From Meta, a Wikimedia project coordination wiki

This page proposes a mechanism for identifying spelling differences across two languages or dialects. It could be used to automatically change a wikipedia article's spelling depending on a user preference or geographical location. This might not be very useful for English (US/UK), but it might be useful for languages who are similar, yet different enough to use different wikipedias.

Motivation[edit]

Some languages and dialects have substantial spelling or vocabulary differences. English is a very mild though widespread example. You can say that the colour of the sky is grey or that the color of the sky is gray.

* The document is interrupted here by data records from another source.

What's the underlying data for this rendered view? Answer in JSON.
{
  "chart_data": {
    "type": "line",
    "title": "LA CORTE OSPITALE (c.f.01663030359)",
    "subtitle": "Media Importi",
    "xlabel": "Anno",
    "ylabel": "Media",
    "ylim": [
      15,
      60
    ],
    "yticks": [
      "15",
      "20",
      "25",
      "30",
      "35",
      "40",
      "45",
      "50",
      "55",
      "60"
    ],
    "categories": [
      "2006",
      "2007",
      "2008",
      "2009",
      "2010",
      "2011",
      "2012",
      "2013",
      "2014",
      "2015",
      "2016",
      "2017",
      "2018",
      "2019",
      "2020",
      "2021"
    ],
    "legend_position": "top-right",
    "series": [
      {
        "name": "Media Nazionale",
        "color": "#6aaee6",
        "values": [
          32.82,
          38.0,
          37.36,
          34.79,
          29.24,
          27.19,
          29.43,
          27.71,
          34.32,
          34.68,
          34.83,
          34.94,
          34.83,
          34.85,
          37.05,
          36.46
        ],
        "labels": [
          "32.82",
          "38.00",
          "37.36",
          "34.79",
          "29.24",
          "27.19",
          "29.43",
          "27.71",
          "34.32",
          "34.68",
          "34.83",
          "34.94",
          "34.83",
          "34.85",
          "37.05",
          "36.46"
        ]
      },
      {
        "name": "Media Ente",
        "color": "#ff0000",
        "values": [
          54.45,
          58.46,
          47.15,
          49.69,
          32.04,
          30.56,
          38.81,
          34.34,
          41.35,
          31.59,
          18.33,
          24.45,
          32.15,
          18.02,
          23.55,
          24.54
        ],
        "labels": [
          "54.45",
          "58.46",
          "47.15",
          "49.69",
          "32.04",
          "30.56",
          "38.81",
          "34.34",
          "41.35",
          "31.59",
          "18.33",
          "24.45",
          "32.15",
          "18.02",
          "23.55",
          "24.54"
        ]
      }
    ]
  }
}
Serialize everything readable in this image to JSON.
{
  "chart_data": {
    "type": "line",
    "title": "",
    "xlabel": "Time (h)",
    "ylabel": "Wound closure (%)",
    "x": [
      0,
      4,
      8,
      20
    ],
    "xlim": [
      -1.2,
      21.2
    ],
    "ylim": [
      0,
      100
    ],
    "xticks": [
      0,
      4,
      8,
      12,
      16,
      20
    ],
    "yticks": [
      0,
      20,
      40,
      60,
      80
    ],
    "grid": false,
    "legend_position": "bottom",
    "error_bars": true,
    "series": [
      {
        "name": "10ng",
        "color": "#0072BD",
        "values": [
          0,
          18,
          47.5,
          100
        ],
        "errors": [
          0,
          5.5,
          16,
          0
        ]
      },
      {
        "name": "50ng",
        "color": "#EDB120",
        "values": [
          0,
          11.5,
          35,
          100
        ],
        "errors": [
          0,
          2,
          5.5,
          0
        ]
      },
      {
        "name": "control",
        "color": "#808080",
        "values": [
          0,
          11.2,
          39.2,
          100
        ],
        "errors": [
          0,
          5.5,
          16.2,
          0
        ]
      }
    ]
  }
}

So far users of British and American English have had a relatively easy time co-existing on the same wikipedia, largely because the differences are very minor; however, for other languages the spelling/vocabulary differences are large and bothersome enough that users would rather split their linguistic community and manpower across two wikipedias. When the differences are as slight as spelling and vocabulary, there is a possibility that a technological solution is possible.

Syntax[edit]

The basic idea is to tag each page with a list of words that it uses which have vocabulary differences. Depending on the user's preference or geographical location, or the wikipedia URL used (ms vs id), the wiki software can choose which alternative to use.

__LEXICAL_ALTERNATES__
us:color|uk:colour
us:gray|uk:grey

Note: while it might be useful to have a central page that includes a list of alternatives, this central page must remain very very small and be restricted only to words which appear very commonly and which vary 100% consistently. This is to keep things as predictable as possible and also to prevent them from getting computationally expensive.

Todo[edit]

  • Exclusion syntax
    • How would the exclusion syntax interact with other syntax?
  • User preferences?
  • MediaWiki messages?
  • Example from ms and id, perhaps